Conforme Serra (2003), “o tráfico de animais é caracterizado pela captura de animais silvestres do seu habitat natural e sua destinação ao comércio ilegal. Quando esses animais não morrem nas mãos dos traficantes, devido a maus-tratos, fome, sede e péssimas condições de transporte, eles são destinados a colecionadores, laboratórios que realizam testes com medicamentos ou cosméticos, comerciantes ilegais de peles, couros e outras partes de animais. Também alimenta o tráfico de animais silvestres o desejo humano de estar em contato com animais diferentes dos domésticos; por isso, muitas vezes, essas pessoas compram esses animais sem saber do mal que estão causando a eles e ao meio ambiente.” (SÃO PAULO, 2013.)
O ideal utópico de São Francisco de Assis é sublime, porém, a realidade social possui outra vertente. É necessário que haja políticas públicas efetivas e recursos financeiros para uma fiscalização adequada, inclusive nas periferias, zonas rurais, e comunidades tradicionais. Um conhecimento e ensino ético, adequado desde do início — para não naturalizar a crueldade diante de qualquer espécie animal.

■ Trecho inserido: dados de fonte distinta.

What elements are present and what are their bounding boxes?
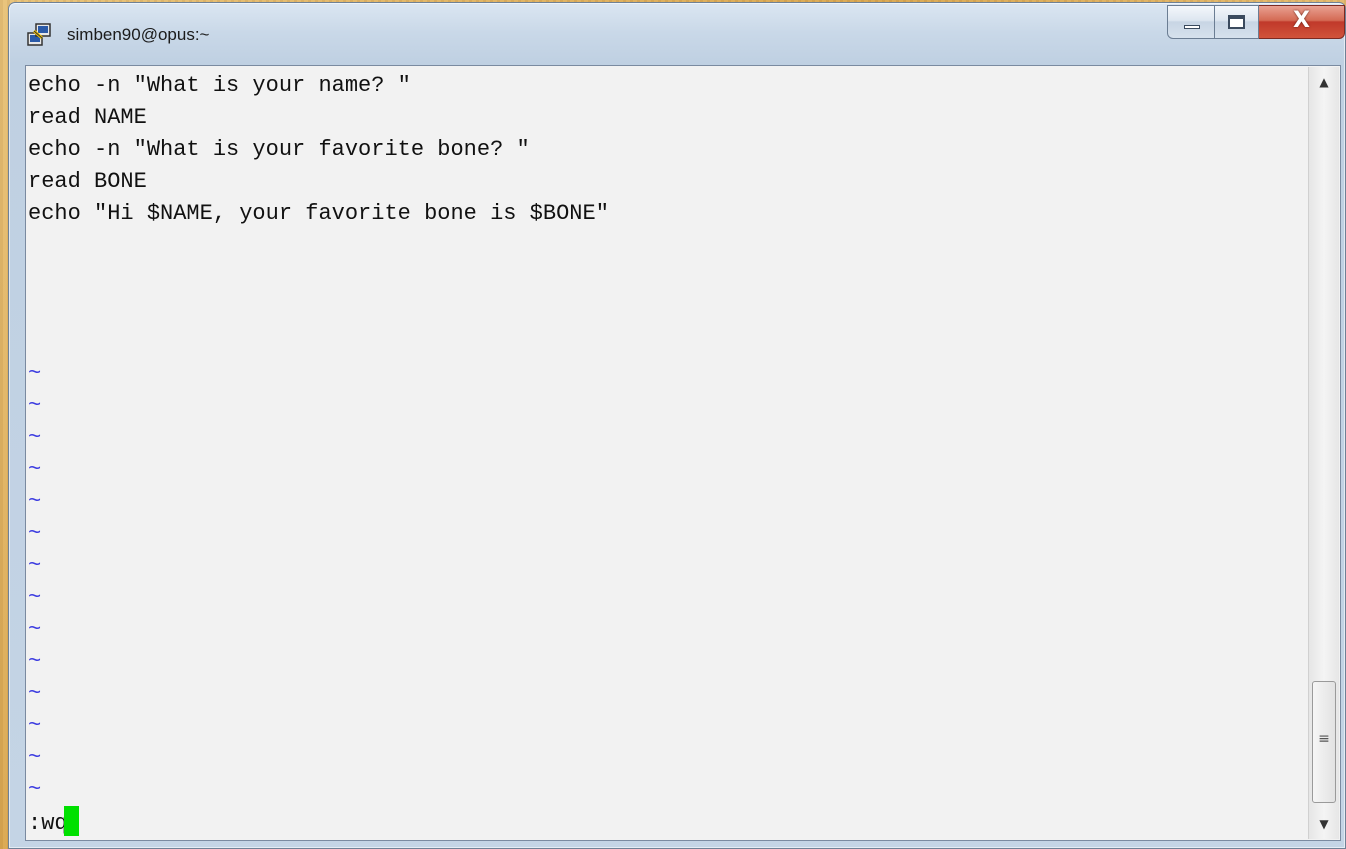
empty-line-tilde: ~ (28, 649, 42, 674)
grip-icon: ≡ (1318, 731, 1330, 747)
code-line: read NAME (28, 105, 147, 130)
maximize-icon (1228, 15, 1245, 29)
scroll-up-arrow-icon[interactable]: ▲ (1309, 67, 1339, 97)
empty-line-tilde: ~ (28, 585, 42, 610)
vim-command-line[interactable]: :wq (28, 806, 79, 838)
putty-window: simben90@opus:~ X echo -n "What is your … (8, 2, 1346, 849)
close-icon: X (1293, 8, 1310, 33)
window-title: simben90@opus:~ (67, 25, 210, 44)
text-cursor (63, 806, 79, 836)
code-line: echo -n "What is your favorite bone? " (28, 137, 530, 162)
editor-buffer[interactable]: echo -n "What is your name? " read NAME ec… (28, 70, 1306, 806)
maximize-button[interactable] (1215, 5, 1259, 39)
code-line: echo -n "What is your name? " (28, 73, 411, 98)
minimize-button[interactable] (1167, 5, 1215, 39)
command-text: :wq (28, 811, 68, 836)
code-line: read BONE (28, 169, 147, 194)
putty-icon[interactable] (25, 21, 53, 49)
empty-line-tilde: ~ (28, 361, 42, 386)
scroll-down-arrow-icon[interactable]: ▼ (1309, 809, 1339, 839)
minimize-icon (1184, 25, 1200, 29)
empty-line-tilde: ~ (28, 457, 42, 482)
code-line: echo "Hi $NAME, your favorite bone is $B… (28, 201, 609, 226)
empty-line-tilde: ~ (28, 425, 42, 450)
terminal-area[interactable]: echo -n "What is your name? " read NAME ec… (25, 65, 1341, 841)
empty-line-tilde: ~ (28, 393, 42, 418)
empty-line-tilde: ~ (28, 617, 42, 642)
empty-line-tilde: ~ (28, 713, 42, 738)
scrollbar-thumb[interactable]: ≡ (1312, 681, 1336, 803)
empty-line-tilde: ~ (28, 745, 42, 770)
vertical-scrollbar[interactable]: ▲ ≡ ▼ (1308, 67, 1339, 839)
empty-line-tilde: ~ (28, 521, 42, 546)
close-button[interactable]: X (1259, 5, 1345, 39)
caption-buttons: X (1167, 5, 1345, 41)
empty-line-tilde: ~ (28, 489, 42, 514)
empty-line-tilde: ~ (28, 553, 42, 578)
empty-line-tilde: ~ (28, 681, 42, 706)
empty-line-tilde: ~ (28, 777, 42, 802)
title-bar[interactable]: simben90@opus:~ X (9, 3, 1345, 63)
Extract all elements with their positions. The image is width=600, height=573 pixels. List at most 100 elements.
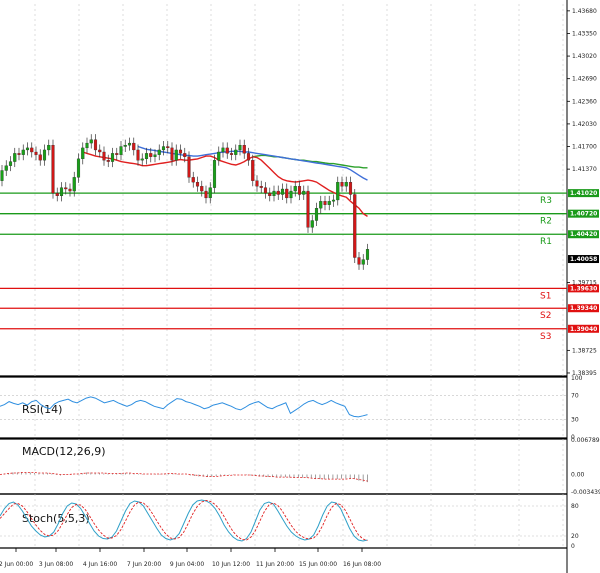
candle-body bbox=[174, 149, 178, 161]
candle-body bbox=[340, 181, 344, 187]
stoch-tick-label: 20 bbox=[571, 533, 579, 540]
candle-body bbox=[302, 190, 306, 195]
time-tick-label: 2 Jun 00:00 bbox=[0, 561, 33, 568]
candle-body bbox=[76, 158, 81, 178]
candle-body bbox=[115, 153, 119, 155]
level-name-s2: S2 bbox=[540, 311, 551, 321]
candle-body bbox=[51, 144, 55, 194]
candle-body bbox=[81, 147, 85, 160]
candle-body bbox=[297, 186, 302, 195]
level-badge-label: 1.39040 bbox=[570, 326, 597, 333]
time-tick-label: 9 Jun 04:00 bbox=[170, 561, 204, 568]
macd-tick-label: 0.00 bbox=[571, 472, 585, 479]
candle-body bbox=[166, 146, 170, 149]
time-tick-label: 16 Jun 08:00 bbox=[343, 561, 381, 568]
candle-body bbox=[242, 144, 246, 154]
candle-body bbox=[255, 180, 259, 187]
candle-body bbox=[136, 149, 140, 161]
price-tick-label: 1.38725 bbox=[572, 347, 597, 354]
candle-body bbox=[208, 187, 212, 199]
candle-body bbox=[259, 186, 263, 188]
candle-body bbox=[336, 181, 340, 201]
macd-tick-label: -0.003439 bbox=[571, 489, 600, 496]
candle-body bbox=[319, 201, 323, 209]
candle-body bbox=[170, 147, 174, 161]
candle-body bbox=[200, 186, 204, 192]
candle-body bbox=[246, 153, 251, 161]
candle-body bbox=[34, 151, 38, 155]
candle-body bbox=[251, 160, 255, 181]
candle-body bbox=[191, 177, 195, 183]
candle-body bbox=[4, 165, 8, 171]
candle-body bbox=[93, 139, 98, 151]
candle-body bbox=[195, 181, 200, 187]
rsi-panel: RSI(14) 10070300 bbox=[0, 375, 583, 441]
candle-body bbox=[25, 147, 30, 151]
candle-body bbox=[310, 220, 314, 228]
candle-body bbox=[13, 153, 17, 162]
candles bbox=[0, 134, 370, 270]
level-name-s3: S3 bbox=[540, 332, 551, 342]
candle-body bbox=[85, 142, 89, 149]
level-badge-label: 1.41020 bbox=[570, 190, 597, 197]
candle-body bbox=[238, 144, 242, 151]
candle-body bbox=[353, 194, 357, 258]
candle-body bbox=[157, 149, 161, 155]
candle-body bbox=[225, 147, 229, 154]
candle-body bbox=[140, 158, 144, 161]
candle-body bbox=[153, 154, 157, 157]
candle-body bbox=[293, 186, 297, 192]
candle-body bbox=[314, 208, 319, 221]
candle-body bbox=[123, 144, 127, 147]
candle-body bbox=[30, 147, 34, 153]
price-tick-label: 1.42360 bbox=[572, 98, 597, 105]
time-axis: 2 Jun 00:00 3 Jun 08:00 4 Jun 16:00 7 Jun 2… bbox=[0, 548, 381, 568]
time-tick-label: 10 Jun 12:00 bbox=[212, 561, 250, 568]
stoch-panel: Stoch(5,5,3) 80 20 0 bbox=[0, 499, 579, 550]
price-tick-label: 1.41370 bbox=[572, 166, 597, 173]
price-tick-label: 1.42690 bbox=[572, 76, 597, 83]
current-price-label: 1.40058 bbox=[570, 256, 597, 263]
candle-body bbox=[42, 149, 47, 161]
candle-body bbox=[331, 199, 336, 202]
candle-body bbox=[8, 161, 13, 166]
candle-body bbox=[221, 147, 225, 153]
chart-canvas: R31.41020R21.40720R11.40420S11.39630S21.… bbox=[0, 0, 600, 573]
candle-body bbox=[106, 160, 110, 162]
candle-body bbox=[64, 187, 68, 190]
rsi-tick-label: 70 bbox=[571, 393, 579, 400]
candle-body bbox=[348, 181, 353, 195]
candle-body bbox=[204, 190, 208, 199]
macd-panel: MACD(12,26,9) 0.006789 0.00 -0.003439 bbox=[0, 437, 600, 496]
candle-body bbox=[212, 160, 217, 188]
level-badge-label: 1.40420 bbox=[570, 231, 597, 238]
candle-body bbox=[280, 188, 285, 195]
macd-tick-label: 0.006789 bbox=[571, 437, 600, 444]
candle-body bbox=[89, 139, 93, 144]
macd-title: MACD(12,26,9) bbox=[22, 445, 106, 458]
candle-body bbox=[327, 201, 331, 205]
stoch-title: Stoch(5,5,3) bbox=[22, 512, 90, 525]
level-name-r2: R2 bbox=[540, 217, 552, 227]
candle-body bbox=[110, 153, 115, 162]
level-badge-label: 1.40720 bbox=[570, 211, 597, 218]
candle-body bbox=[102, 151, 106, 161]
candle-body bbox=[229, 153, 234, 155]
candle-body bbox=[234, 149, 238, 155]
candle-body bbox=[276, 190, 280, 195]
level-name-r1: R1 bbox=[540, 237, 552, 247]
grid-lines bbox=[34, 4, 564, 546]
candle-body bbox=[183, 153, 187, 157]
candle-body bbox=[59, 187, 64, 197]
candle-body bbox=[217, 151, 221, 161]
candle-body bbox=[144, 153, 149, 160]
candle-body bbox=[68, 188, 72, 192]
candle-body bbox=[98, 149, 102, 153]
level-name-r3: R3 bbox=[540, 196, 552, 206]
candle-body bbox=[272, 190, 276, 197]
price-tick-label: 1.43350 bbox=[572, 30, 597, 37]
candle-body bbox=[323, 201, 327, 205]
stoch-tick-label: 80 bbox=[571, 503, 579, 510]
candle-body bbox=[306, 190, 310, 228]
price-tick-label: 1.41700 bbox=[572, 144, 597, 151]
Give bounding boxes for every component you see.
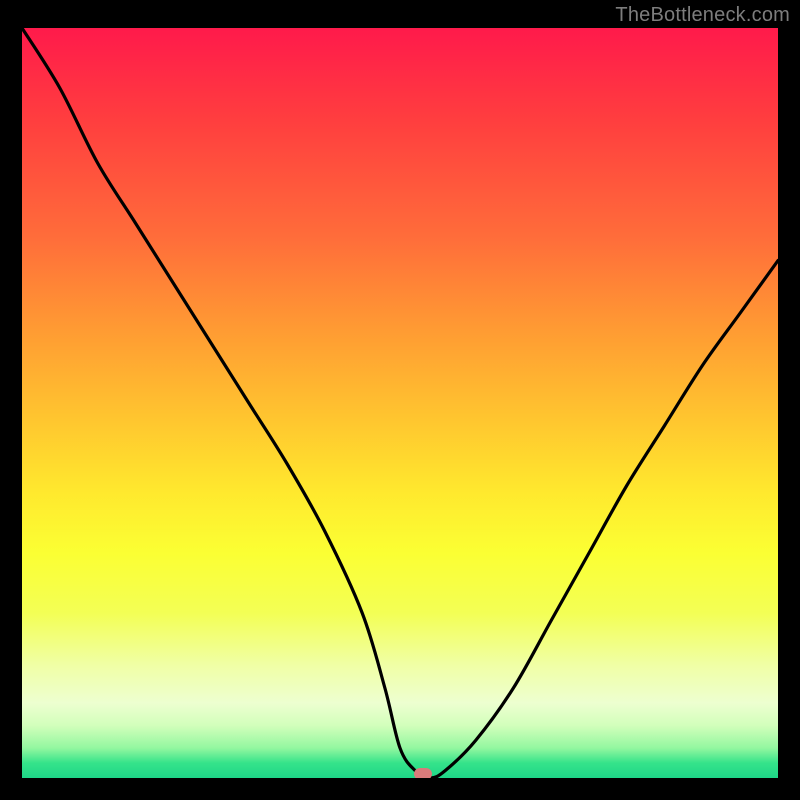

Além de que, tanto o Poder Executivo, o Poder Legislativo e o Poder Judiciário se responsabilizem, metaforicamente, com um equilíbrio harmônico ao proteger todas as espécies de animais, não somente animais domésticos, mas também silvestres, de produção, de tração — todos aqueles que sofrem. A sociedade precisa também estar engajada nesse processo de defesa aos animais, realizando denúncias, ao apoiar ONGs de proteção aos animais e realizar adoções dentro dos recursos possíveis.
Uma melodia poética
Em algum lugar do mundo, existe alguém alimentando animais de rua indefesos. Alguns desconhecidos adotando animais de abrigos com respeito. Um centro de proteção animal, com portões abertos, acolhendo sem distinção de raça ou espécie. Esses gestos singelos, se tornam invisíveis para quem só visualiza o frenesi urbano. Em cada gesto — colocar água, amparar algum animal machucado, pagar uma vacina, acolher com um olhar humanístico — traz o reflexo espelhado do itinerário de São Francisco. Na contemporaneidade, ainda permanece a memória de seus generosos atos, passou entre animais e árvores, pregou a simplicidade, se despindo de ornamentos do mundo para abraçar a causa dos animais — então rememorar sua data é isso: não uma fotografia estática, mas um chamado contínuo.